Improvisaba al hablar. No había pensado en una casa junto al mar, pero en el momento de pronunciar las palabras supo que, naturalmente, era lo que había deseado durante años. Incluso se lo había mencionado una vez a Arnold hacía largo tiempo, pero él había rechazado la idea.
– ¡La marea golpeando toda la noche! No podría dormir.
– Tú no podrías dormir, para mí sería canción de cuna.
– Tú duermes en cualquier sitio -le había respondido con una de sus leves sonrisas, nunca desagradable, pero siempre con cierta ironía.

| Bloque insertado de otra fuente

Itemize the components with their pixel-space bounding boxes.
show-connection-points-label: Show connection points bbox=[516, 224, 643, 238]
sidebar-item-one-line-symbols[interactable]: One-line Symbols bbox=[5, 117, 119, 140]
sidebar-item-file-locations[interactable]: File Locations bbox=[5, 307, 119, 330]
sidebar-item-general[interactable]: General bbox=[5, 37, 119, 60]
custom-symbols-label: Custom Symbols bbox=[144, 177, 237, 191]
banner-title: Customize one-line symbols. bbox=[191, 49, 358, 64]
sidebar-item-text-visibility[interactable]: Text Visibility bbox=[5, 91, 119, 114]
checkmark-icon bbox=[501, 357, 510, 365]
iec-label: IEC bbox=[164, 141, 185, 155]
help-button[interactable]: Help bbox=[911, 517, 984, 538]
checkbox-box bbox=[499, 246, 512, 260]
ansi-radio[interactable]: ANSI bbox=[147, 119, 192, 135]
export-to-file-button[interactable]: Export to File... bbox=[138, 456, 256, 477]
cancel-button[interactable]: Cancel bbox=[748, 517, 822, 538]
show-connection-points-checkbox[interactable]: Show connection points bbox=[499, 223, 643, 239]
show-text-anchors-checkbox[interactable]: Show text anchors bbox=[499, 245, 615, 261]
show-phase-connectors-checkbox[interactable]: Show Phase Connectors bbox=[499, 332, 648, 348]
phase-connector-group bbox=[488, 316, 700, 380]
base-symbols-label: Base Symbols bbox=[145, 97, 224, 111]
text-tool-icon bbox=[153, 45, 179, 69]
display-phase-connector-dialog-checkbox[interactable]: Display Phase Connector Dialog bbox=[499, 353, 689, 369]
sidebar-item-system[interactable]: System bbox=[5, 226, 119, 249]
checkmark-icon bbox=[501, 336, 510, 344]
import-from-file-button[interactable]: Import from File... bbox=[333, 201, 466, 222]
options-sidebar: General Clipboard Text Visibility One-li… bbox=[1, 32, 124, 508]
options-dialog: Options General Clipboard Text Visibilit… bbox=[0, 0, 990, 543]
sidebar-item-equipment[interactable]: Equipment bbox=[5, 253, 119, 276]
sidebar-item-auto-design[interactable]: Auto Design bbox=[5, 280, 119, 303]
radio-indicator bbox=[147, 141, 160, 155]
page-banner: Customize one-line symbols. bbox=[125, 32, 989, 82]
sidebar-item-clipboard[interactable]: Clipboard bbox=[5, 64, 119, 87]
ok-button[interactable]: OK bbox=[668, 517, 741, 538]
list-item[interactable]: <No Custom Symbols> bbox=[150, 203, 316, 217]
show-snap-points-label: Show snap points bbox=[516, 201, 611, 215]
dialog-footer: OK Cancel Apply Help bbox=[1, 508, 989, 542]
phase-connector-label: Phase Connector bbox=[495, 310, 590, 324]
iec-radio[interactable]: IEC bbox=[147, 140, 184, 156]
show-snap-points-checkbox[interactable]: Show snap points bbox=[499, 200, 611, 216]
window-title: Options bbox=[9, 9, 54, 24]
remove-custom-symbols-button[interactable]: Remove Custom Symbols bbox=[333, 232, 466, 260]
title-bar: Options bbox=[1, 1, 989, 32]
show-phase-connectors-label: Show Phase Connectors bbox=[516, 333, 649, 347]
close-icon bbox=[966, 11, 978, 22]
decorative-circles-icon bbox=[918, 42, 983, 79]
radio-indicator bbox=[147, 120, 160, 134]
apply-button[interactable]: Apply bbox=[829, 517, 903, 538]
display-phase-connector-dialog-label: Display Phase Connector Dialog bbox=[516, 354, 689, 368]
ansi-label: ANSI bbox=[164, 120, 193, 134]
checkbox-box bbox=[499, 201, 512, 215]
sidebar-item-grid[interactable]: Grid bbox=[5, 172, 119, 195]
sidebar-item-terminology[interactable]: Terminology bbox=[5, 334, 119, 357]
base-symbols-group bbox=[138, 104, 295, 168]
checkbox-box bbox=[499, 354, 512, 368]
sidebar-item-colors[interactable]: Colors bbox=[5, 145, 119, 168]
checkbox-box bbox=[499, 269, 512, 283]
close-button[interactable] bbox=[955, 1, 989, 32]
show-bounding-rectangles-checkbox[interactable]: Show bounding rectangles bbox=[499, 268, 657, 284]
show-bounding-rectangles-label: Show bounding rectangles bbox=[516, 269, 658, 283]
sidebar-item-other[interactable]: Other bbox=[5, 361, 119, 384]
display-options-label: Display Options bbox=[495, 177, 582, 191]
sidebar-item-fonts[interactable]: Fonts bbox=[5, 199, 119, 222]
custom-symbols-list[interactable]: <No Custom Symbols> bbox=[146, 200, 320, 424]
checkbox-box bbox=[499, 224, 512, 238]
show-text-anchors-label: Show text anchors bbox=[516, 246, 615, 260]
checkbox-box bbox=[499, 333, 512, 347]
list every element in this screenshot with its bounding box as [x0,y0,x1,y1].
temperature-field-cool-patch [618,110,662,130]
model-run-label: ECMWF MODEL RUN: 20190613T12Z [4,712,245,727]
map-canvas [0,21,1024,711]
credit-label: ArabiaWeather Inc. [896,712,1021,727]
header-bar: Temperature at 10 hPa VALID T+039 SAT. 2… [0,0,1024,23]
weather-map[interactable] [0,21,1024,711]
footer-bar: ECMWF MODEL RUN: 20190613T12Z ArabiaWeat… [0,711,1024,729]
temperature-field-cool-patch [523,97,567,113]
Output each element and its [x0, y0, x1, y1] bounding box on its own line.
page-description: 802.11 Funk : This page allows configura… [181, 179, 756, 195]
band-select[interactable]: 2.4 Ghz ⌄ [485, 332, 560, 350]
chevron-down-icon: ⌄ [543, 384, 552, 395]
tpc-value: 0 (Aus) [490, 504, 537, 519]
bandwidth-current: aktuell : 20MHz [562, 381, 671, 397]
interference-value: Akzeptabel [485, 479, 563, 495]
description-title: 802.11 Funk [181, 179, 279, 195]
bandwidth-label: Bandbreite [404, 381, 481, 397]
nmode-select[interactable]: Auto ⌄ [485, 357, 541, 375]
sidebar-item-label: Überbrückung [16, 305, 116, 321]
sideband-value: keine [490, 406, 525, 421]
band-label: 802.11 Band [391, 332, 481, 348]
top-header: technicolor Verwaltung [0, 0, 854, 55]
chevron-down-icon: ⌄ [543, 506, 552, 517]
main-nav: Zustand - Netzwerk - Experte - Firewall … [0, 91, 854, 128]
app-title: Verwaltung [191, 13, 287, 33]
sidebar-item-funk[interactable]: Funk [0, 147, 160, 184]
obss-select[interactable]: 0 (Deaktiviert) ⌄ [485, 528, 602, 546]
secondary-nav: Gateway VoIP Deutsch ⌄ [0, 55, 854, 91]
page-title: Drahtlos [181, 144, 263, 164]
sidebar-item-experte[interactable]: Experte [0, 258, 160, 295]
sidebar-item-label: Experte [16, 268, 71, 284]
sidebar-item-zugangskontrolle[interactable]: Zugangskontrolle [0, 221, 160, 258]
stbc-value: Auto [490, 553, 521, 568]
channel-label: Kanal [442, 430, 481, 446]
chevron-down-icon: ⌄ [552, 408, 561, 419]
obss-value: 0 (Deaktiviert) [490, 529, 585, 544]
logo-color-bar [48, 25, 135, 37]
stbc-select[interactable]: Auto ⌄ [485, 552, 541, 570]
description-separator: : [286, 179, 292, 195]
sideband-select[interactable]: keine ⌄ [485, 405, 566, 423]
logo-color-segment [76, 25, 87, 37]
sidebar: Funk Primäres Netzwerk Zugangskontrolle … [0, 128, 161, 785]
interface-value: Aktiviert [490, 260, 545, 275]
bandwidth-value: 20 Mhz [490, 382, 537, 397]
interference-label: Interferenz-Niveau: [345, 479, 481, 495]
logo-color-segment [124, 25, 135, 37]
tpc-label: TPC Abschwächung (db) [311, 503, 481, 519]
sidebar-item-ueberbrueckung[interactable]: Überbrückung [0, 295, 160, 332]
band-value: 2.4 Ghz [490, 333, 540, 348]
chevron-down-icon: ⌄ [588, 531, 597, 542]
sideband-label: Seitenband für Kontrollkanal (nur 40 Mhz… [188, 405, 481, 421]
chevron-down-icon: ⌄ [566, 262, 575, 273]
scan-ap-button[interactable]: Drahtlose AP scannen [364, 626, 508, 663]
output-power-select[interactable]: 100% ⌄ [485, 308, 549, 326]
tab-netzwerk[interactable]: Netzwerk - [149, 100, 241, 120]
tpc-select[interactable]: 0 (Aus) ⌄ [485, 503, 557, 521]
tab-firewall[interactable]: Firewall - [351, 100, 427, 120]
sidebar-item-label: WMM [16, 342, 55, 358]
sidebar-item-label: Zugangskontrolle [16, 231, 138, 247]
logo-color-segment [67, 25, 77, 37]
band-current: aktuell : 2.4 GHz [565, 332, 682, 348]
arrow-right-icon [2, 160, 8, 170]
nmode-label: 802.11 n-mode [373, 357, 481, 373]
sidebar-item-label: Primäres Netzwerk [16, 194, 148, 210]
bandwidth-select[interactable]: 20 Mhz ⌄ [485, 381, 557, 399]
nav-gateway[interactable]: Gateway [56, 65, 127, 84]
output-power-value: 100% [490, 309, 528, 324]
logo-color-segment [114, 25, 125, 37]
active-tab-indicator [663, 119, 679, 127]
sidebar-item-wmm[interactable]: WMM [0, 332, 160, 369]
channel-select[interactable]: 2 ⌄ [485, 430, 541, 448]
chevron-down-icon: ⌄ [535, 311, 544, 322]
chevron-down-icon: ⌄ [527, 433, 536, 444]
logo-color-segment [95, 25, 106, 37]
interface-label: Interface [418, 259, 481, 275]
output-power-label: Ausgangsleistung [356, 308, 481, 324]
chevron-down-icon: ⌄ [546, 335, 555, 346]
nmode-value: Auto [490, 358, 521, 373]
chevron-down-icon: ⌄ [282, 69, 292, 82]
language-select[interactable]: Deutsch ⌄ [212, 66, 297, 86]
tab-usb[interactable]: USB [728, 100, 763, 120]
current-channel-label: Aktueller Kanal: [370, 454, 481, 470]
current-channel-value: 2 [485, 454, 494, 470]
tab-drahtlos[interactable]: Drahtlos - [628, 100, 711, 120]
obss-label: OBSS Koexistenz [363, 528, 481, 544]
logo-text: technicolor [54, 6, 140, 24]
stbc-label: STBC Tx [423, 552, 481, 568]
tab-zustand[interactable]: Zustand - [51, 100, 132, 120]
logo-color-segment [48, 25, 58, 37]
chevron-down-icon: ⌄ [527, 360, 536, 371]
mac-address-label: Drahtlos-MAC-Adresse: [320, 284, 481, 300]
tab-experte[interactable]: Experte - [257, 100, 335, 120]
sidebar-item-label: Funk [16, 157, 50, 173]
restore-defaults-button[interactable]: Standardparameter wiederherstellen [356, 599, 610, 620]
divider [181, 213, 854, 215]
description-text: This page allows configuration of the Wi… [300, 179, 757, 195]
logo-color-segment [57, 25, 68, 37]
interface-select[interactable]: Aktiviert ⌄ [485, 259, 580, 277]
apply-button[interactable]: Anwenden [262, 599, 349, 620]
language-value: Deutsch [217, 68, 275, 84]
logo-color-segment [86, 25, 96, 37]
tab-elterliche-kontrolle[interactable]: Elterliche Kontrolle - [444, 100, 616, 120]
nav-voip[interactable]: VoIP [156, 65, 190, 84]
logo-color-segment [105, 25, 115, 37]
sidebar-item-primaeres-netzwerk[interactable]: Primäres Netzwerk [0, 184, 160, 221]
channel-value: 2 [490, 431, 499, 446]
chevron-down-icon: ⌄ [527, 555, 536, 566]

Resultaba siempre el macho superior, actitud que ella atribuía a la combinación de elementos ingleses y alemanes en su genealogía, que databan del matrimonio de un antepasado inglés con una Mädchen alemana. El ambiente había desarrollado los ancestrales rasgos. No se había sentido impresionada por los brillantes resultados de ella en su último año en Radcliffe. Y ahora le iba a costar tiempo recuperarse de la presión atmosférica de su matrimonio.
Como si le adivinara el pensamiento, Amelia habló.
– Sabes, siento gran curiosidad por ti, Edith.
– ¿Por qué?
– Arnold te sujetaba con mano tan firme. -Siguió echando sal y pimienta con vigor a la ensalada-. Estaré observándote, con cariño, por supuesto, porque te aprecio muchísimo, para ver cómo floreces. Porque no me cabe duda de que vas a florecer, querida, con tantos rasgos encantadores como tienes. Existen jóvenes que prefieren mujeres de más de cuarenta. ¡Oh, sí, los hay…, no te sorprendas tanto!